Help me understand Lesson 10 (Part 2)! :)

marco_b · November 20, 2019, 8:23am

That’s what I did at first, but the subset of LaTeX that works on the Markdown implementation of this forums is apparently not enough to render my equations, that’s why I had to switch to codecogs. They’re simple GIF now, so they should render on any device … maybe you looked at the post before I edited and switched to the external tool?

By the way, it’s not like codecogs is a speech/handwriting recognition app, I still had to type those in there so I’m not sure what you mean by suggesting a LaTeX Cheatsheet

Back on topic,

The same could be said for the two 3x3 convs versus a 5x5 conv as well though.
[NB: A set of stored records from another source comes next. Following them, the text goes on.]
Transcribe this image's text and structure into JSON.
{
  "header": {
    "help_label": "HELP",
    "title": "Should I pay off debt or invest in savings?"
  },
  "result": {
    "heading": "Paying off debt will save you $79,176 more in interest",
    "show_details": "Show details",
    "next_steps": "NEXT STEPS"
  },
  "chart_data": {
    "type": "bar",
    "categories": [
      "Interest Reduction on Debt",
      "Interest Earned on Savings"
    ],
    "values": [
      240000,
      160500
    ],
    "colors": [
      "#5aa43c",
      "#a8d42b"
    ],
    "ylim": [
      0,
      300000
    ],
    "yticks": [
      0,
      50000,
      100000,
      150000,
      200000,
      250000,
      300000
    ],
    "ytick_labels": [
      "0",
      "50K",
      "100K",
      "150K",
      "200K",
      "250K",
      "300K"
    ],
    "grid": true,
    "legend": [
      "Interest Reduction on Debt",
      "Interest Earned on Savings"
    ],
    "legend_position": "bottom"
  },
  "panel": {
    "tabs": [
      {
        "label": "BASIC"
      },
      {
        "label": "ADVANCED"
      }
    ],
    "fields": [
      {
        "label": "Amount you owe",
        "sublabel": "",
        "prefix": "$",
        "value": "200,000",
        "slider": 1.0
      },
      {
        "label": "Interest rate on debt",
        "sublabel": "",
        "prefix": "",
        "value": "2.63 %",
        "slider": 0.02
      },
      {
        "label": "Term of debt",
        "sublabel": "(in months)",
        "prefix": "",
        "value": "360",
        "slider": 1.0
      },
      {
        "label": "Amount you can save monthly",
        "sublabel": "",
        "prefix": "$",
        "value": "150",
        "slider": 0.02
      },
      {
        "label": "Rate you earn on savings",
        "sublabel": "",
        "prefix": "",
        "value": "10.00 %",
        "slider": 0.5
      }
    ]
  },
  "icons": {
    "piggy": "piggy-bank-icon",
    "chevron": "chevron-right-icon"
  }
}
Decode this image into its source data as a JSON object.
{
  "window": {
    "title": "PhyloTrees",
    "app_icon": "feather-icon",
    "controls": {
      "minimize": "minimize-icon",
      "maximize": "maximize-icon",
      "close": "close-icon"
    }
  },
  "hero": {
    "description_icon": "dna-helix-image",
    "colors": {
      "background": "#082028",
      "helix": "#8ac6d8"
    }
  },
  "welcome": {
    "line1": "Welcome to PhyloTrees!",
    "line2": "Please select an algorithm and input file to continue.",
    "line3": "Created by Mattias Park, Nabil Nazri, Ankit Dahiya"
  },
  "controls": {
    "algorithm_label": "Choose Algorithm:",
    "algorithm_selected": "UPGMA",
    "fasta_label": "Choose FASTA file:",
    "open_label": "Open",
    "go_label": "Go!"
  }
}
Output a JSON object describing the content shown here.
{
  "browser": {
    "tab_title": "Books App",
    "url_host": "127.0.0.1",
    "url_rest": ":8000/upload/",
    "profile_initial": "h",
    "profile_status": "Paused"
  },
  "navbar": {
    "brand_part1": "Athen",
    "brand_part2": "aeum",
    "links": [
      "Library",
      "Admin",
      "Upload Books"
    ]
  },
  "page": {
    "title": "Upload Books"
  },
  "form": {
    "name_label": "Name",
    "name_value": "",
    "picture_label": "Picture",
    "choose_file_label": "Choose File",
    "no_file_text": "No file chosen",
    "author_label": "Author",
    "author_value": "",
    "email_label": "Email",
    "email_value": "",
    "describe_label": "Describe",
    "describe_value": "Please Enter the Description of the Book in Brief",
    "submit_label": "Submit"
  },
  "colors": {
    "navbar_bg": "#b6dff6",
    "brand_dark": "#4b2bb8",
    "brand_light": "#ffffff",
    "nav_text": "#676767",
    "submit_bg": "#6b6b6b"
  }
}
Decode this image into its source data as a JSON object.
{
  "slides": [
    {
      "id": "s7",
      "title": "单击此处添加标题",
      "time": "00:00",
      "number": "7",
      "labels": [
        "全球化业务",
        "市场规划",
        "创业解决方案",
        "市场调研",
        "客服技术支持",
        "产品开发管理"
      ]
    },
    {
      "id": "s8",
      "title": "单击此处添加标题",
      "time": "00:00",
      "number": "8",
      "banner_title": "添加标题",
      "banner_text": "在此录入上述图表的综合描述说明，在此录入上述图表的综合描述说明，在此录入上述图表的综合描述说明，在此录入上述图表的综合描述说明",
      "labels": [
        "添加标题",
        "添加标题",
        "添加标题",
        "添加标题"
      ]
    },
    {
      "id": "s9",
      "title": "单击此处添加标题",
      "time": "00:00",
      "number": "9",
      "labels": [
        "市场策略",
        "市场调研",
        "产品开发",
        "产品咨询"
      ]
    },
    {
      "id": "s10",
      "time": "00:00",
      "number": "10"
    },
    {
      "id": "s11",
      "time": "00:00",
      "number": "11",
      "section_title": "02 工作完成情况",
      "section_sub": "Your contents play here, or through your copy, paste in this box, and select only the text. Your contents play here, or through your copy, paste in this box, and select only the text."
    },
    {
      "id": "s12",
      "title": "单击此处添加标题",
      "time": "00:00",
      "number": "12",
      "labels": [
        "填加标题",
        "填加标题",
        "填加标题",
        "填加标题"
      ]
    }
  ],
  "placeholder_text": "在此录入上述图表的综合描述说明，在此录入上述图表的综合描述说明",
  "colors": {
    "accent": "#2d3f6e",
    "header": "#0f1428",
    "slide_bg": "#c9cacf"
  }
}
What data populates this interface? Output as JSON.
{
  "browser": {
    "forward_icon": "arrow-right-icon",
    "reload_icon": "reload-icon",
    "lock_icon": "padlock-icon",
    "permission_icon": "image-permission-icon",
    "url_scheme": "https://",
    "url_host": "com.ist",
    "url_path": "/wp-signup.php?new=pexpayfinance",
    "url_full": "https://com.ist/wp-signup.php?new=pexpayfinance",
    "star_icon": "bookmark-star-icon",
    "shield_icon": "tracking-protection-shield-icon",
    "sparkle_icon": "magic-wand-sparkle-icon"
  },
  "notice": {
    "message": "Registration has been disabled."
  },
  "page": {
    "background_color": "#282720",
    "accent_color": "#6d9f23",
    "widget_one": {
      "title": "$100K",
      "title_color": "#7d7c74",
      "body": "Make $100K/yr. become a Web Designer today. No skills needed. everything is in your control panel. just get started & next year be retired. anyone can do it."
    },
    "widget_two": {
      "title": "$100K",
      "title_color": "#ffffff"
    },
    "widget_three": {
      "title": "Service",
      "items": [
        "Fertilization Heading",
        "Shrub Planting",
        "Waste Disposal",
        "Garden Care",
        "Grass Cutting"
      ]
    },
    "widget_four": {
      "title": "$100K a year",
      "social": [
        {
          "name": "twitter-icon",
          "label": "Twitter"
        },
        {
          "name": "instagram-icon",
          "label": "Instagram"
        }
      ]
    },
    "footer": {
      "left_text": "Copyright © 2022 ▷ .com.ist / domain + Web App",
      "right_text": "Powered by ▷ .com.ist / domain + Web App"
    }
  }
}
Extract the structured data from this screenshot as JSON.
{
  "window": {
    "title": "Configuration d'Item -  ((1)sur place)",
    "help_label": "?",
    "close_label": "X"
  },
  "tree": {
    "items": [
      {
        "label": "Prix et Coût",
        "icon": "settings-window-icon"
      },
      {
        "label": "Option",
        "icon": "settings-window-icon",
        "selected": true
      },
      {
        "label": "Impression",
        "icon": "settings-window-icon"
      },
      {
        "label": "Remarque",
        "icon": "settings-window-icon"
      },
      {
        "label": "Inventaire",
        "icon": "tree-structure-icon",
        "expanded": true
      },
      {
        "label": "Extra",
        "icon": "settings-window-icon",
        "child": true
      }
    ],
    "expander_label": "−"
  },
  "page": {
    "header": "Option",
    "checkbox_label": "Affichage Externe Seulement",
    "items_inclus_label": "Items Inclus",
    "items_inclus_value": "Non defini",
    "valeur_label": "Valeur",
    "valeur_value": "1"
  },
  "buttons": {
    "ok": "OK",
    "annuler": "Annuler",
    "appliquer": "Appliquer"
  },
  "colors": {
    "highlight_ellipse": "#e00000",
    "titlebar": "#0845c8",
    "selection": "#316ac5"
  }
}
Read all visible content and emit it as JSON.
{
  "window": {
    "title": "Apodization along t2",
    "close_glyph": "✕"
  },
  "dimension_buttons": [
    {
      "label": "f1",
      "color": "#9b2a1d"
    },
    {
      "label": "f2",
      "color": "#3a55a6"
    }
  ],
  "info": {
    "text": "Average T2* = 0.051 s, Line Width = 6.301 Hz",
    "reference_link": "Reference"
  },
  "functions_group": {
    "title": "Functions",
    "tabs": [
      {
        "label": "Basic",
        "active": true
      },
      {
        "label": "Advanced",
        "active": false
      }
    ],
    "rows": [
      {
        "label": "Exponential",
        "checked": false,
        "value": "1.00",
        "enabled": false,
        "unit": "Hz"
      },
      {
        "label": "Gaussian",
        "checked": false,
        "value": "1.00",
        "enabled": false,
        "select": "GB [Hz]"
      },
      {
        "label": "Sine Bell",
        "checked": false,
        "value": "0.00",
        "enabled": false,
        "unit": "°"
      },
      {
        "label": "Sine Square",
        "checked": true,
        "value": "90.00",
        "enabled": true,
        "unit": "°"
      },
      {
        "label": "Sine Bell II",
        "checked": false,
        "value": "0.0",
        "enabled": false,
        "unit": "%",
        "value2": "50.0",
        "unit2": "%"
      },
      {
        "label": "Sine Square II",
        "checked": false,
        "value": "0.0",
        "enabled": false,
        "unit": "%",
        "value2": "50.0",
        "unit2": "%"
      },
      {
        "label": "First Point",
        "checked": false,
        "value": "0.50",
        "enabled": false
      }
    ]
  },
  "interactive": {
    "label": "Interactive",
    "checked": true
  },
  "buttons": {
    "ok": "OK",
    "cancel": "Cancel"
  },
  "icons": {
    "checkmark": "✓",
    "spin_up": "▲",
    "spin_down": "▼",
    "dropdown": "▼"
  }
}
Most likely a combination of reasons…

I think point 2 is probably “solved” by now, I still don’t understand point 1, aka “you’re just shuffling the numbers” but If not proven wrong I’ll just assume that what he meant was similar to what I expressed here

marco_b:

I think you want to gradually increase the portion of the image you’ve looked at and the number of filters/features ‘together’, because the 3x3 kernels look at a very small part of the image and (in that space, i.e. the original image) there’s only so much you can “catch” with a 3x3 kernel (edges, small corners, … ) and it’s better in my opinion to use more computations at higher layers where the receptive fields capture representations of bigger patches of the original image!

This has more to do with the “semantics” of the image classification (or representation rather) rather then the actual computations done. It has to do with the fact that we’re talking about the actual input image and not just a 1 x width x height tensor of activations of some kind!

so in the end we do agree even on this topic, just expressed in a way that made it hard for me to rally see it!